Let’s shift our focus to the impact of NPAs. Lenders suffer a lowering of profit margins. Stress in the banking sector causes less money to be available to fund other projects, and therefore, there is a negative impact on the national economy. Banks begin to charge higher interest rates to maintain profit margins. As investments get stuck, unemployment begins. Investors do not get rightful returns. And with the trigger of this vicious circle, the biggest casualty is the economy. The rest is common sense.
As it is, the last quarter of the previous financial year registered an abysmally low rate of GDP growth i.e. 3.1 per cent which got worse due to adverse impact of Covid. For the economy to bounce back many measures are being contemplated, few of these are already operational.

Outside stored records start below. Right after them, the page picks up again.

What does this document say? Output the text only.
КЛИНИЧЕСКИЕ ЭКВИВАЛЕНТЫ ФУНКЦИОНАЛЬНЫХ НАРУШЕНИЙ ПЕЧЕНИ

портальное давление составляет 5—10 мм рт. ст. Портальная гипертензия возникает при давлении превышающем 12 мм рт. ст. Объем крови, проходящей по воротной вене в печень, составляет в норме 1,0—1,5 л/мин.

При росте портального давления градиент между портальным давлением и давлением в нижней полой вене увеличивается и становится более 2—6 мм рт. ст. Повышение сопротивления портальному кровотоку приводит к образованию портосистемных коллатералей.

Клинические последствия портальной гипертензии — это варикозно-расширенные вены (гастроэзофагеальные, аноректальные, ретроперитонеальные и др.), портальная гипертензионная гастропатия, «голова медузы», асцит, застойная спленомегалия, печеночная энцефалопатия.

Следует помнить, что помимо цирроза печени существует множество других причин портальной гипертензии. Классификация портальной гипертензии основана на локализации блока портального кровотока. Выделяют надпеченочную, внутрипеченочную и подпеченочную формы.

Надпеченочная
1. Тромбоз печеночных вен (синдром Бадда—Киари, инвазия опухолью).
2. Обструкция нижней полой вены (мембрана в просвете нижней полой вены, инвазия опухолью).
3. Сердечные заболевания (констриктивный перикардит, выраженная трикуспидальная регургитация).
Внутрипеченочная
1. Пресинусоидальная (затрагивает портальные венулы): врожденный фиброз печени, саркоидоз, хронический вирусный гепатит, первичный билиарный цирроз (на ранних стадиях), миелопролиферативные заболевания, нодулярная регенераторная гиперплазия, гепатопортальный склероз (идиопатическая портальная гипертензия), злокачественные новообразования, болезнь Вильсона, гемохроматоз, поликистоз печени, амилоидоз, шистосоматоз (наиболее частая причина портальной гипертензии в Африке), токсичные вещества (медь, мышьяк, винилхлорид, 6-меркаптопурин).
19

Nevertheless, notwithstanding the pandemic, NPA remains a major area of concern and the quotient has only been amplified with negative earnings and growths.
It is increasingly evident that an innovative and flexible approach is needed for each affected bank to apply on a case-by-case basis. Only then will is a possibility that the country may get out of this financial mess. Successive governments and RBI have come up with various measures but unfortunately these have proven to be inadequate to tackle the monster of NPA. Besides the introduction of Insolvency and Bankruptcy Code, the authorities are toying with the idea of formation of a Bad Bank. However even that concept is fraught with danger. But that is a narrative for another day.